Let’s get into the rabbit hole a bit…
First L_A and Y_b are two ways of controlling the same underlying parameter, what is the luminance of J = 100? Or what is often called “diffuse white”. “J” is the correlate of “lightness”, the same as L in CIELAB. A white piece of paper with no fluorescent whiteners has a “Lightness” of about 100. A grey patch that reflects about 20% of all light has a J value of around 50. This is due to the non-linear response of the eye.
So to transform from radiometric measurements, we need an anchor point. In the 70s and 80s when R.W.G. Hunt was first doing color appearance modeling at Kodak he used the grey surrounding card as the reference point. Y_b denotes the reflectance % of the surrounding card, typically 20%. L_A is the measured luminance of the surround. My desk, the luminance of 20% grey is is 6.8 nits this morning. If Y_b is 20 and L_A is 6.8 this implies a diffuse white point or adapting white point of 34 nits.

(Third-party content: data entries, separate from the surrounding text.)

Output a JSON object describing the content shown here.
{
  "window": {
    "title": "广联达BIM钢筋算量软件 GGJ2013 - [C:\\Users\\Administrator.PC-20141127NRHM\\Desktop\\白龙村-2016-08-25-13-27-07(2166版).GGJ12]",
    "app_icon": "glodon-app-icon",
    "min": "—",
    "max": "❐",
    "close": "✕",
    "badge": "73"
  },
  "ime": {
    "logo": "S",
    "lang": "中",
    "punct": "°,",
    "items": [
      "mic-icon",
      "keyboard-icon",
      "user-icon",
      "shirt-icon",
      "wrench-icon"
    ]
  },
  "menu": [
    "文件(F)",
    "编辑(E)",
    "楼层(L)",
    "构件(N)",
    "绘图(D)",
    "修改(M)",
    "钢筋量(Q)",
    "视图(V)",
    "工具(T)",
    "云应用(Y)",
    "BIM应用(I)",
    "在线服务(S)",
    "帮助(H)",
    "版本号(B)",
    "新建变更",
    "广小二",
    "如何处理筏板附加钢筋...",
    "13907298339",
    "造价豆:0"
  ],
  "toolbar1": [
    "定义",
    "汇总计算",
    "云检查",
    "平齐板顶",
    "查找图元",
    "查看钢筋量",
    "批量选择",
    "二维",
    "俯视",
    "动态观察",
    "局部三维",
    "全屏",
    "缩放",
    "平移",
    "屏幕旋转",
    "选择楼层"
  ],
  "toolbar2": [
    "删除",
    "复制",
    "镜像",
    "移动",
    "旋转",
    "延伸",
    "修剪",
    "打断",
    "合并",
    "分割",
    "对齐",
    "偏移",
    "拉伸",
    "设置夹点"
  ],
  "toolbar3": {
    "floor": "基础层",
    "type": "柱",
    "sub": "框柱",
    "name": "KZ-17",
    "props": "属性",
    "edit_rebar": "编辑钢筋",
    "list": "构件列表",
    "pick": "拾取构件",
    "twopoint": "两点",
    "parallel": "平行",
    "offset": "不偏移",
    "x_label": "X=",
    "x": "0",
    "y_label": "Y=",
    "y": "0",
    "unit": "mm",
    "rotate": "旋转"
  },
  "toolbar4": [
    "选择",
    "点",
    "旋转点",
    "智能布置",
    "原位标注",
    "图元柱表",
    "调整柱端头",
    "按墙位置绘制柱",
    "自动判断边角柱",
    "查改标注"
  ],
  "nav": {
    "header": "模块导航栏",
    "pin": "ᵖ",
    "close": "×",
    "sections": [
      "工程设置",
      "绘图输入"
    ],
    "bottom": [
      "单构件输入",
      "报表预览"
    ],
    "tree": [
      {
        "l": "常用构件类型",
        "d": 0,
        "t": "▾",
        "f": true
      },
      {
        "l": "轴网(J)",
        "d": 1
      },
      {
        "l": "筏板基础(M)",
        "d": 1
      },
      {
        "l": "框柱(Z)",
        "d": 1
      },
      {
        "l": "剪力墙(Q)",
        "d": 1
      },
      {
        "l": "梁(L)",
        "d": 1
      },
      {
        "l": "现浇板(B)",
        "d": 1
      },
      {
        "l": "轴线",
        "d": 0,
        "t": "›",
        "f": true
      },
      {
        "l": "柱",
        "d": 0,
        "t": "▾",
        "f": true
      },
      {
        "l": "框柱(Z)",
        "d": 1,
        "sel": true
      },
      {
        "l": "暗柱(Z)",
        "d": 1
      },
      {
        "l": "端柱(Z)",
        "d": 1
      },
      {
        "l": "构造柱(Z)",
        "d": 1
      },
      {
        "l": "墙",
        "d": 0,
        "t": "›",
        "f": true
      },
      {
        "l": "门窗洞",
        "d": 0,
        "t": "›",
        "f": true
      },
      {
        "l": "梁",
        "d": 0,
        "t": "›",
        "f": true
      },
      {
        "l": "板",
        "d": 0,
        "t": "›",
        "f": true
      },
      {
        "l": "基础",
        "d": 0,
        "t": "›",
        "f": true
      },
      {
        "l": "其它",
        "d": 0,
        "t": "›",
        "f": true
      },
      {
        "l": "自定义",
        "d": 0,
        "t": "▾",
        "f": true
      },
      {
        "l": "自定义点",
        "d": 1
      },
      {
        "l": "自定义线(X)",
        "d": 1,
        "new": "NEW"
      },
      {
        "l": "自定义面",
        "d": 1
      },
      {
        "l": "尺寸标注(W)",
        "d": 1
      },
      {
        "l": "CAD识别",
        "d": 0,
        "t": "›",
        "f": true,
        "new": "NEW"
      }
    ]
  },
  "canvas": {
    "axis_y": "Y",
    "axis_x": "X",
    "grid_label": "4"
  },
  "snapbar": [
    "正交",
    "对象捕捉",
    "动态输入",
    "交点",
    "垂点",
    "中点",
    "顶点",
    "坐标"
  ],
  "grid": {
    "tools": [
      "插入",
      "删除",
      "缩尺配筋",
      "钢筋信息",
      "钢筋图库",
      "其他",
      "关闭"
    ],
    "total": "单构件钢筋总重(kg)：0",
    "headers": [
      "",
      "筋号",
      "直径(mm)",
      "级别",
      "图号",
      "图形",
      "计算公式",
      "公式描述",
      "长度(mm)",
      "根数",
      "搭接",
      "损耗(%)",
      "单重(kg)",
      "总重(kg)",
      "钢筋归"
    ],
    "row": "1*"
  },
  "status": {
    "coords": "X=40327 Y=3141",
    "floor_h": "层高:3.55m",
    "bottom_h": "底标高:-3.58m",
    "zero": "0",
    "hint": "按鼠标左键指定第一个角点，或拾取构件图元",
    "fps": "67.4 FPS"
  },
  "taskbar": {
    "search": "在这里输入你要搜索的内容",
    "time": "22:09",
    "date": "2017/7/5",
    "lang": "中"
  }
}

It’s more common today to directly measure diffuse white with a spectrometer and use that measurement to derive the L_A value by dividing by 5. If that isn’t an option, other experimenters will measure the illuminance using an illuminance meter, then divide by 5*pi.
If you are working on already normalized XYZ data already, then leaving L_A = 20 and Y_b = 20 is the correct input.
As you decrease L_a, that is the same as saying there is no light at all. In which case, there is no color.
Now we should also look at the “Colorfulness” and “Chroma” correlates, M and C respectively. First, I’ll talk about the definitions of these.
Chroma is the colorfulness of a stimulus relative to the brightness of the scene / adaptation. Colorfulness is absolute in that it is not scaled by adaptation to the brightness of the scene. So again, as L_A goes towards zero colorfulness also goes towards 0. There is no light, or the amount of light is decreasing and so the stimulus must appear less colorful also. Chroma, being relative to adaptation, is more relevant in our visual system.
If you sit in a dark room, M might decrease to very low values because there is not a lot of chromatic appearance on an absolute scale, compared to a brighter room. But relative to sitting there in that room with your adapted visual system, there might still be enough chromatic stuff for you to see colors still. Chroma accounts for this. colorfulness (M) does not.
For appearance manipulation it’s much more likely that you will have some success using J and C. Hopefully this also explains the usage of L_a better.